20. Valid parentheses

Brainstorm ideas

A simple approach to solve this question would be to use a stack to manage what parentheses we need to look out for.

The image of our solution is like this. If we see any of the opening parantheses, we can add it to pool. When we see a closing parantheses, we can check whether the post recent item in pool is a matching pair. If it is, bingo! We have a valid pair and we take out (or also known as pop) the most recent item in pool. If it isn't, we can return False straight away since that's an invalid parentheses.

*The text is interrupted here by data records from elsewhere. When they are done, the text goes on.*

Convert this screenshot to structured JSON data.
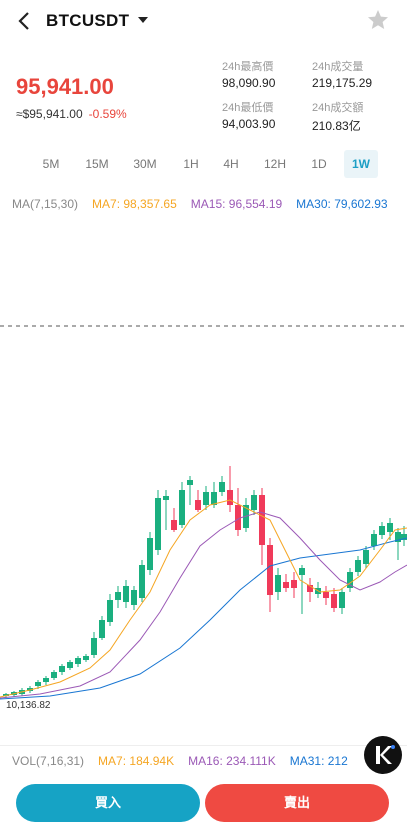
{
  "header": {
    "pair": "BTCUSDT"
  },
  "ticker": {
    "price": "95,941.00",
    "approx": "≈$95,941.00",
    "change": "-0.59%",
    "stats": [
      {
        "label": "24h最高價",
        "value": "98,090.90"
      },
      {
        "label": "24h成交量",
        "value": "219,175.29"
      },
      {
        "label": "24h最低價",
        "value": "94,003.90"
      },
      {
        "label": "24h成交額",
        "value": "210.83亿"
      }
    ]
  },
  "intervals": [
    "5M",
    "15M",
    "30M",
    "1H",
    "4H",
    "12H",
    "1D",
    "1W"
  ],
  "active_interval": "1W",
  "ma": {
    "label": "MA(7,15,30)",
    "ma7": "MA7: 98,357.65",
    "ma15": "MA15: 96,554.19",
    "ma30": "MA30: 79,602.93"
  },
  "chart": {
    "min_label": "10,136.82"
  },
  "chart_data": {
    "type": "candlestick",
    "series": [
      {
        "name": "MA7",
        "color": "#f5a623"
      },
      {
        "name": "MA15",
        "color": "#9b59b6"
      },
      {
        "name": "MA30",
        "color": "#1976d2"
      }
    ],
    "min_price": 10136.82
  },
  "volume": {
    "label": "VOL(7,16,31)",
    "ma7": "MA7: 184.94K",
    "ma16": "MA16: 234.111K",
    "ma31": "MA31: 212"
  },
  "actions": {
    "buy": "買入",
    "sell": "賣出"
  },
  "colors": {
    "up": "#1aaf7f",
    "down": "#f03a5a",
    "accent": "#16a3c5",
    "price": "#e8453c"
  }
}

Then there are some expceptions that we need to check. If the pool is empty but we have a closing parentheses, then that's invalid too. Also, if the pool isn't empty by the time we've went through all the characters in s, that's invalid as well. So with those checks included with everything else, that should give a solid solution to this question.

Solution

def isValid(self, s: str) -> bool:
    pool = []
    closed = {")":"(","}":"{","]":"["}
    for char in s:
        if char in closed:
            if not pool or pool[-1] != closed[char]:
                return False
            pool.pop()
        else:
            pool.append(char)
    return len(pool) == 0

Time complexity

With this solution, we're looking at a time complexity of O(n) because we make use of a for-loop to run a simple check with pool.

Space complexity

As for the space complexity, we're look at a constant O(n) since we have a pool that will hold n/2 characters IF s has valid parentheses. This dominates over the variables opened and closed because they hold information on the patterns.